Neurotic behavior has a wide spectrum of characteristics. This actually makes it difficult at times to pinpoint the signs.
Neurosis is an old term, deriving from the psychology of Sigmund Feud. Anyone can admit neurotic behavior from time to time.
However, severe neurotic behavior which crosses the threshold of normalcy possesses common actions and thoughts. While society may be misinformed, and liken it to psychotic tendencies, neurotic behavior doesn’t stray from reality. In fact, it can be hypersensitive to the truths of reality.
How to recognize neurotic behavior
As I said before, neurotic behavior has many characteristics, all with similarities to numerous disorders and issues like borderline personality and bipolar disorder. But, neurotic behavior never completes other diagnoses’ and remains a condition all its own, despite the attempts to do away with the term.
Here are a few signs that you or someone you know suffers from neurotic behavior.
1. Unstable emotions
One common sign of neuroticism is unstable emotions. This means you’re having extreme mood swings. You may go from angry to sad and then back to angry again.

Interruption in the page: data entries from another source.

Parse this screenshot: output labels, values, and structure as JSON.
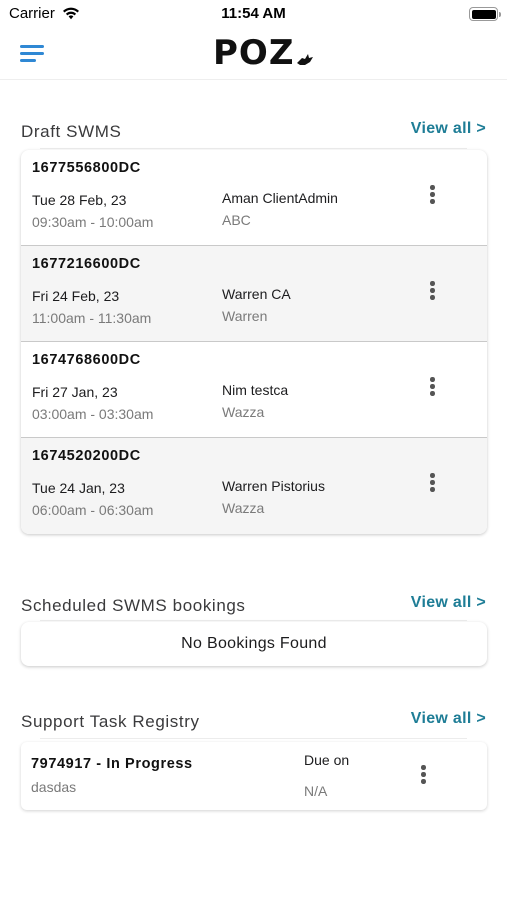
{
  "status_bar": {
    "carrier": "Carrier",
    "time": "11:54 AM",
    "battery_level": 1.0
  },
  "navbar": {
    "logo": "POZ",
    "menu_icon": "hamburger-menu-icon",
    "accent_color": "#2f88d4"
  },
  "draft_swms": {
    "title": "Draft SWMS",
    "view_all": "View all >",
    "items": [
      {
        "id": "1677556800DC",
        "date": "Tue 28 Feb, 23",
        "time": "09:30am - 10:00am",
        "user": "Aman ClientAdmin",
        "org": "ABC"
      },
      {
        "id": "1677216600DC",
        "date": "Fri 24 Feb, 23",
        "time": "11:00am - 11:30am",
        "user": "Warren CA",
        "org": "Warren"
      },
      {
        "id": "1674768600DC",
        "date": "Fri 27 Jan, 23",
        "time": "03:00am - 03:30am",
        "user": "Nim testca",
        "org": "Wazza"
      },
      {
        "id": "1674520200DC",
        "date": "Tue 24 Jan, 23",
        "time": "06:00am - 06:30am",
        "user": "Warren Pistorius",
        "org": "Wazza"
      }
    ]
  },
  "scheduled_bookings": {
    "title": "Scheduled SWMS bookings",
    "view_all": "View all >",
    "empty_message": "No Bookings Found"
  },
  "support_tasks": {
    "title": "Support Task Registry",
    "view_all": "View all >",
    "items": [
      {
        "title": "7974917 - In Progress",
        "subtitle": "dasdas",
        "due_label": "Due on",
        "due_value": "N/A"
      }
    ]
  },
  "colors": {
    "link": "#1e7d96",
    "menu": "#2f88d4",
    "muted_text": "#7a7a7a",
    "alt_row": "#f5f5f5"
  }
}
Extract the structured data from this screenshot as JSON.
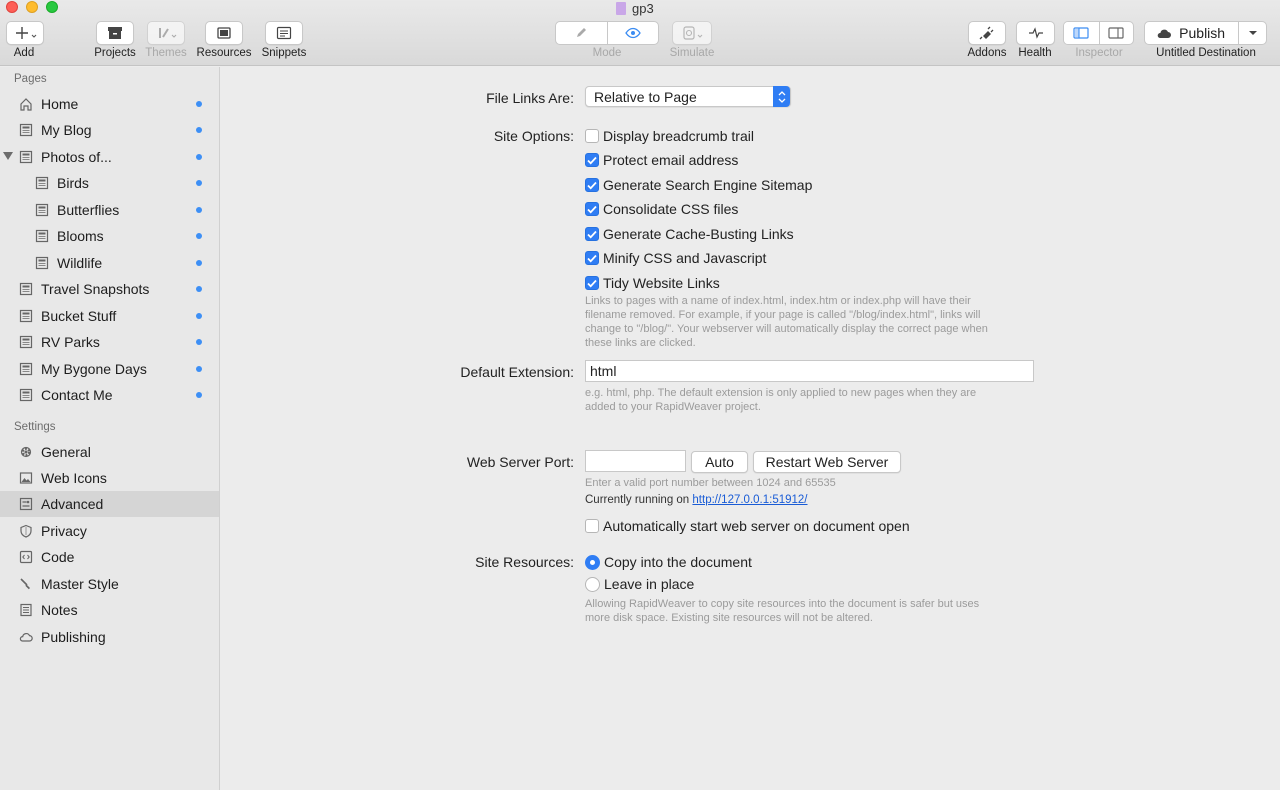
{
  "window": {
    "title": "gp3"
  },
  "toolbar": {
    "add": "Add",
    "projects": "Projects",
    "themes": "Themes",
    "resources": "Resources",
    "snippets": "Snippets",
    "mode": "Mode",
    "simulate": "Simulate",
    "addons": "Addons",
    "health": "Health",
    "inspector": "Inspector",
    "publish": "Publish",
    "destination": "Untitled Destination"
  },
  "sidebar": {
    "pages_heading": "Pages",
    "pages": [
      {
        "label": "Home",
        "icon": "home-icon"
      },
      {
        "label": "My Blog",
        "icon": "page-icon"
      },
      {
        "label": "Photos of...",
        "icon": "page-icon"
      },
      {
        "label": "Birds",
        "icon": "page-icon"
      },
      {
        "label": "Butterflies",
        "icon": "page-icon"
      },
      {
        "label": "Blooms",
        "icon": "page-icon"
      },
      {
        "label": "Wildlife",
        "icon": "page-icon"
      },
      {
        "label": "Travel Snapshots",
        "icon": "page-icon"
      },
      {
        "label": "Bucket Stuff",
        "icon": "page-icon"
      },
      {
        "label": "RV Parks",
        "icon": "page-icon"
      },
      {
        "label": "My Bygone Days",
        "icon": "page-icon"
      },
      {
        "label": "Contact Me",
        "icon": "page-icon"
      }
    ],
    "settings_heading": "Settings",
    "settings": [
      {
        "label": "General",
        "icon": "gear-icon"
      },
      {
        "label": "Web Icons",
        "icon": "image-icon"
      },
      {
        "label": "Advanced",
        "icon": "advanced-icon"
      },
      {
        "label": "Privacy",
        "icon": "shield-icon"
      },
      {
        "label": "Code",
        "icon": "code-icon"
      },
      {
        "label": "Master Style",
        "icon": "brush-icon"
      },
      {
        "label": "Notes",
        "icon": "notes-icon"
      },
      {
        "label": "Publishing",
        "icon": "cloud-icon"
      }
    ]
  },
  "main": {
    "file_links_label": "File Links Are:",
    "file_links_value": "Relative to Page",
    "site_options_label": "Site Options:",
    "options": [
      {
        "label": "Display breadcrumb trail",
        "checked": false
      },
      {
        "label": "Protect email address",
        "checked": true
      },
      {
        "label": "Generate Search Engine Sitemap",
        "checked": true
      },
      {
        "label": "Consolidate CSS files",
        "checked": true
      },
      {
        "label": "Generate Cache-Busting Links",
        "checked": true
      },
      {
        "label": "Minify CSS and Javascript",
        "checked": true
      },
      {
        "label": "Tidy Website Links",
        "checked": true
      }
    ],
    "tidy_help": [
      "Links to pages with a name of index.html, index.htm or index.php will have their",
      "filename removed. For example, if your page is called \"/blog/index.html\", links will",
      "change to \"/blog/\". Your webserver will automatically display the correct page when",
      "these links are clicked."
    ],
    "default_ext_label": "Default Extension:",
    "default_ext_value": "html",
    "ext_help": [
      "e.g. html, php. The default extension is only applied to new pages when they are",
      "added to your RapidWeaver project."
    ],
    "web_server_port_label": "Web Server Port:",
    "port_value": "",
    "auto_button": "Auto",
    "restart_button": "Restart Web Server",
    "port_help": "Enter a valid port number between 1024 and 65535",
    "running_prefix": "Currently running on ",
    "running_url": "http://127.0.0.1:51912/",
    "auto_start_label": "Automatically start web server on document open",
    "auto_start_checked": false,
    "site_resources_label": "Site Resources:",
    "resources_options": [
      {
        "label": "Copy into the document",
        "selected": true
      },
      {
        "label": "Leave in place",
        "selected": false
      }
    ],
    "resources_help": [
      "Allowing RapidWeaver to copy site resources into the document is safer but uses",
      "more disk space. Existing site resources will not be altered."
    ]
  }
}
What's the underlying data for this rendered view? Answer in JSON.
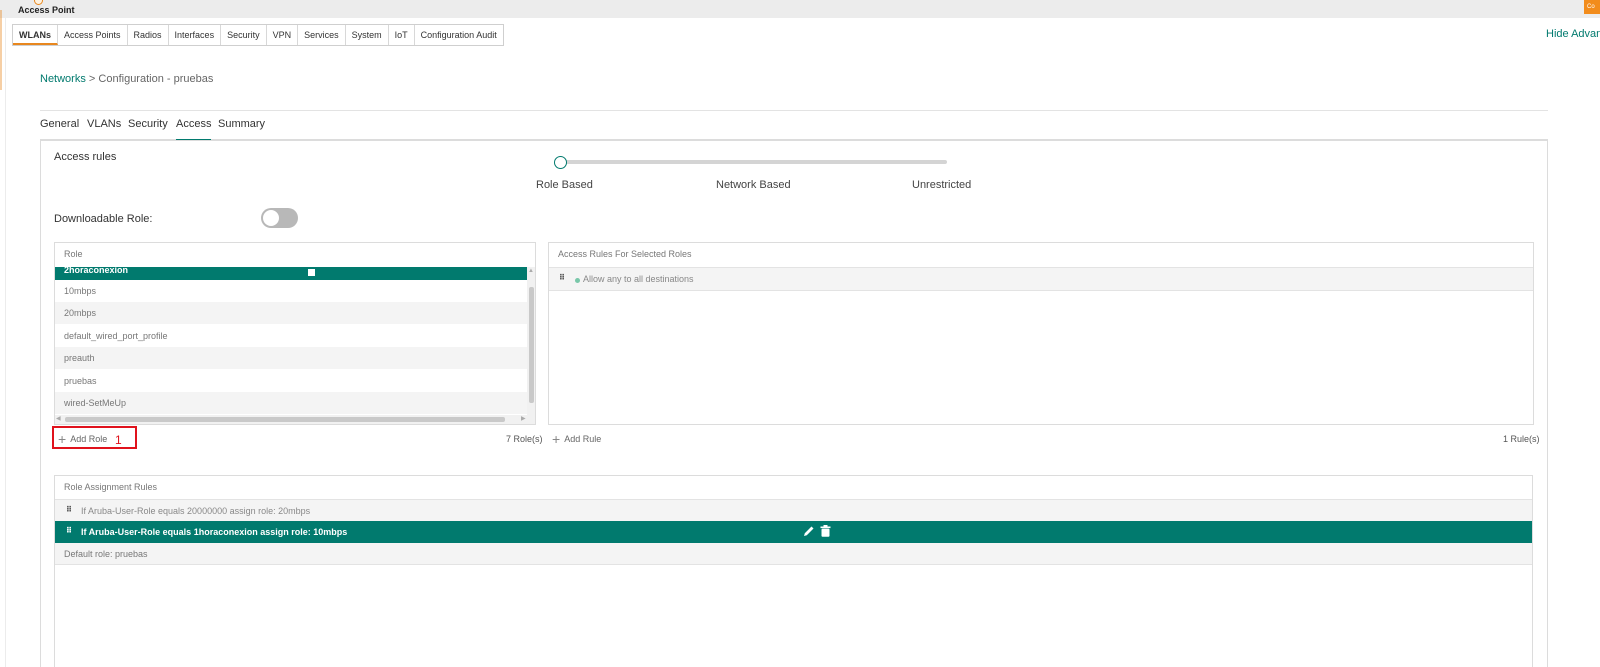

You can even express extreme changes in your mood by going from angry to happy in rapid succession. These emotions, then cause you to react in a ridiculous way.
Substance abuse derives from many mental disorders, including neurosis. Being neurotic is a major reason why individuals turn to drugs and alcohol. This is because of the need for self-medication to fix the anxious neurotic behavior.
You may have heard people talk about their desire to calm down or “chill out” and a night out drinking is the solution. Often this social drinking does turn to addiction, just as occasional drug use.
The desire to be perfect often derives from neurotic behavior. Individuals with this problem will need all things to be in order or completed a certain way. If this doesn’t happen, it causes them to become anxious and angry. Perfectionism can also be seen in the obsession to look a certain way and fake high self-esteem.
4. Stressed out
Plain old, run-of-the-mill stress is also a sign of neuroticism. Although a little stress is common and okay. If you’re always upset by things not going your way, or you’re worried about something happening, you’re stressed out too, and it’s not healthy.
This is a sign of deep-rooted neuroticism. I hesitate to say what’s normal because that’s debatable, but unhealthy stress is quite obvious.
Yes, it’s one of the 7 deadly sins. It’s also a sign of neuroticism. Being envious comes in the form of wanting to be like someone else, stealing things they have, or begging them to give you certain possessions.
Neurotic people often feel inferior to those they envy. It shows in their consistent negative behavior.
Being over-dramatic means having excessive anger or sadness due to a small problem. Much like stress, over-dramatizing situations can lead to more problems which can be real.
You can see over-dramatizing when one person makes a small mistake and the neurotic person refused to let go of anger, sometimes for days at a time or even weeks. Being too dramatic is one reason why people dissolve relationships.
This trait of neurotic behavior derives more from depression than from anxiety. It’s strange how it develops, however.
Hopelessness comes from long periods of being depressed, most often created in the mind of the neurotic person. After enduring unhealthy stress for so long, hopelessness sets in as a form of giving up on life.
The roots of neurotic behavior
Neurotic behavior isn’t always a genetic trait. You see, many people believe that mental illnesses are mostly passed down from a parent or grandparent, especially in past studies.
While some neurotic behavior is inherited, it’s a smaller percentage than you may think. Also, most of these traits lie dormant until a trigger or stimulus is introduced.
On the other hand, more modern theories show that past traumas cause much of the behavior we see as abnormal. In fact, numbers are rising, with a huge population of the world suffering from some form of mental deficiency or the other.
Most of these mental issues derive from child abuse or neglect. You can see the effects of neglect in perfectionism with the subject always wanting to please themselves or others by doing everything right.
Some roots of neurotic behavior grow a little each year as a child reaches adulthood. For some people, negative experiences don’t fade and only build, like a rolling snowball, until they reach a point of extreme mental anguish. As a result, neurotic behavior is born.
What can we do now?
Honestly, neurotic behavior is one of the hardest conditions to regulate and understand, mostly due to its numerous signs, traits and character flaws. Fortunately, there are many tools that can help. One of the first and most important things for those who suffer from neuroticism is honesty.
You will not accept help if you are unwilling to accept the truth about your behavior. For those who cannot see their behavior as a problem, support is often needed, even professional help.
Anyway, there is help and hope if you reach out. I know, because many of these traits, again, speak volumes when it comes to my actions. Again, I say, you are not alone because you’re not. Let’s start a new day being honest with ourselves and starting our journey toward being better people.